UK’s tech strategy board to be set free

31 Oct 2006 | News
The UK’s Technology Strategy Board is to become independent of government, taking over the programme currently run from within the Department of Trade and Industry.

Alastair Darling: more money.

The UK’s Technology Strategy Board is to become independent of government and take over the Technology Programme currently administered from within the Department of Trade and Industry.

At the same time the government announced a further £50 million funding under a new competition for Collaborative Research & Development projects.

Competing for support

The autumn 2006 competition for Collaborative Research & Development projects is open to business and academic collaborators, including universities, other higher educational (or research) institutions, their spin-off companies and other research bodies. The competition's technology priority areas are: Moving Towards the Zero Emission Enterprise; Low Carbon Energy Technologies; Human Vulnerabilities in Network Security; Technologies for Development and Manufacture of Biopharmaceuticals; Sensors and Imaging for Medical, Security and Environmental Applications; Plastic Electronics; further support for the cross-government Intelligent Transport Systems & Services Innovation Platform.

Alistair Darling, Secretary of State for Trade and Industry, said, "Our Technology Programme already supports over 500 projects worth around £750 million of business and government spending on research and development. We will continue to back it. The £50 million available for the autumn 2006 competition that we are announcing today does that, funding new collaborative research in vital areas such as low carbon energy technologies, the challenge of zero emission enterprise and biopharmaceuticals.”

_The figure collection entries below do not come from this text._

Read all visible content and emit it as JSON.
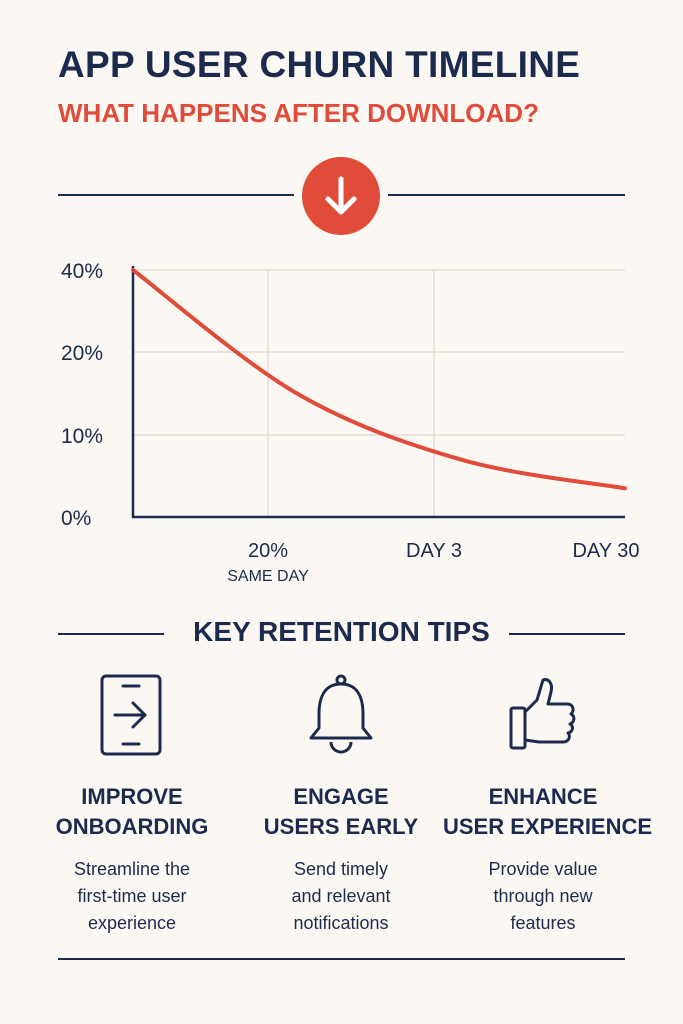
{
  "header": {
    "title": "APP USER CHURN TIMELINE",
    "subtitle": "WHAT HAPPENS AFTER DOWNLOAD?"
  },
  "badge": {
    "icon": "arrow-down-icon",
    "color": "#e04b3a"
  },
  "chart_data": {
    "type": "line",
    "y_tick_labels": [
      "40%",
      "20%",
      "10%",
      "0%"
    ],
    "x_tick_labels": [
      {
        "label": "20%",
        "sublabel": "SAME DAY"
      },
      {
        "label": "DAY 3",
        "sublabel": ""
      },
      {
        "label": "DAY 30",
        "sublabel": ""
      }
    ],
    "series": [
      {
        "color": "#e04b3a",
        "points": [
          {
            "x": 0,
            "y": 40
          },
          {
            "x": 1,
            "y": 15
          },
          {
            "x": 2,
            "y": 7
          },
          {
            "x": 3,
            "y": 3.5
          }
        ]
      }
    ],
    "grid": true
  },
  "tips_section": {
    "title": "KEY RETENTION TIPS",
    "tips": [
      {
        "icon": "phone-arrow-icon",
        "title_lines": [
          "IMPROVE",
          "ONBOARDING"
        ],
        "desc_lines": [
          "Streamline the",
          "first-time user",
          "experience"
        ]
      },
      {
        "icon": "bell-icon",
        "title_lines": [
          "ENGAGE",
          "USERS EARLY"
        ],
        "desc_lines": [
          "Send timely",
          "and relevant",
          "notifications"
        ]
      },
      {
        "icon": "thumbs-up-icon",
        "title_lines": [
          "ENHANCE",
          "USER EXPERIENCE"
        ],
        "desc_lines": [
          "Provide value",
          "through new",
          "features"
        ]
      }
    ]
  }
}
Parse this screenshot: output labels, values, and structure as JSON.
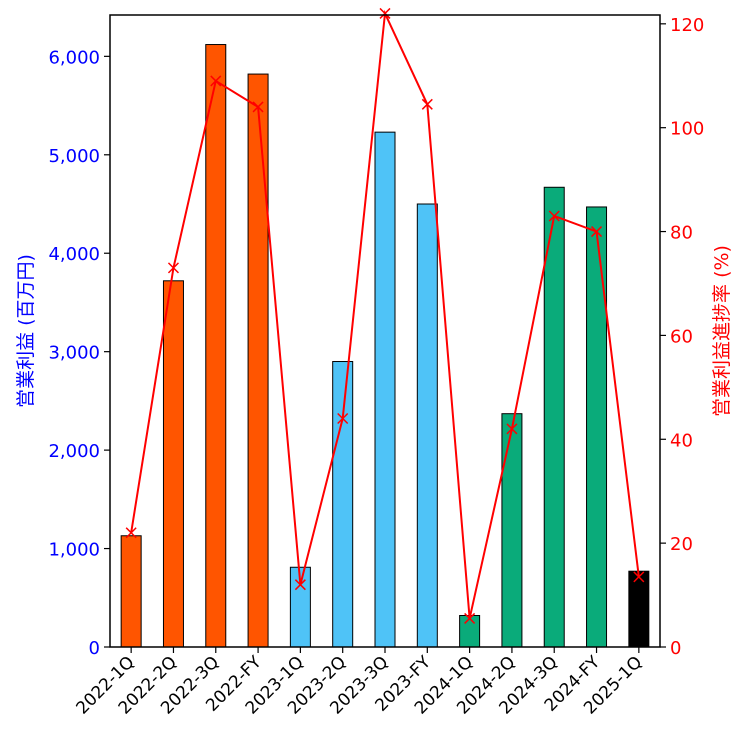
{
  "chart_data": {
    "type": "bar",
    "categories": [
      "2022-1Q",
      "2022-2Q",
      "2022-3Q",
      "2022-FY",
      "2023-1Q",
      "2023-2Q",
      "2023-3Q",
      "2023-FY",
      "2024-1Q",
      "2024-2Q",
      "2024-3Q",
      "2024-FY",
      "2025-1Q"
    ],
    "bar_series": {
      "values": [
        1130,
        3720,
        6120,
        5820,
        810,
        2900,
        5230,
        4500,
        320,
        2370,
        4670,
        4470,
        770
      ],
      "colors": [
        "#ff5500",
        "#ff5500",
        "#ff5500",
        "#ff5500",
        "#4fc3f7",
        "#4fc3f7",
        "#4fc3f7",
        "#4fc3f7",
        "#0aab7a",
        "#0aab7a",
        "#0aab7a",
        "#0aab7a",
        "#000000"
      ]
    },
    "line_series": {
      "values": [
        22,
        73,
        109,
        104,
        12,
        44,
        122,
        104.5,
        5.5,
        42,
        83,
        80,
        13.5
      ],
      "color": "#ff0000"
    },
    "y_left": {
      "label": "営業利益 (百万円)",
      "range": [
        0,
        6420
      ],
      "ticks": [
        0,
        1000,
        2000,
        3000,
        4000,
        5000,
        6000
      ],
      "tick_labels": [
        "0",
        "1,000",
        "2,000",
        "3,000",
        "4,000",
        "5,000",
        "6,000"
      ],
      "color": "#0000ff"
    },
    "y_right": {
      "label": "営業利益進捗率 (%)",
      "range": [
        0,
        121.7
      ],
      "ticks": [
        0,
        20,
        40,
        60,
        80,
        100,
        120
      ],
      "tick_labels": [
        "0",
        "20",
        "40",
        "60",
        "80",
        "100",
        "120"
      ],
      "color": "#ff0000"
    },
    "grid": false,
    "title": ""
  }
}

Graham Spittle of IBM, who will continue as chair of the Technology Strategy Board, said, "One of the most encouraging aspects of our work has been the increasing level of engagement and joint funding provided by the Research Councils, regions and government departments.”

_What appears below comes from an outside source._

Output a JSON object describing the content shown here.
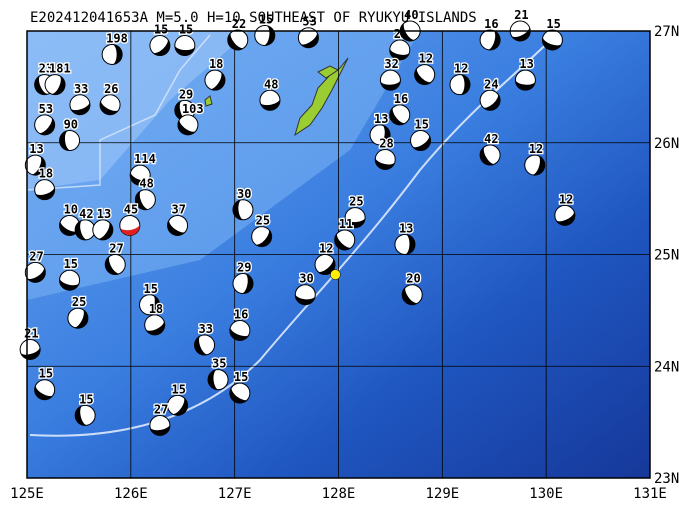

"As an independent body, I want the Technology Strategy Board to further build ties with business and continue to focus on areas of UK strength. It will also need to place more emphasis on the use of technology and innovation in the service sector, including in financial services and creative industries, which are key areas for the future."

The TSB will deliver a programme of government support for business investment in, and use of, technology and innovation through support for collaborative research and development and knowledge transfer. It will also work with government departments to develop new technologies to meet public policy challenges. Overall direction of innovation policy will remain with the DTI.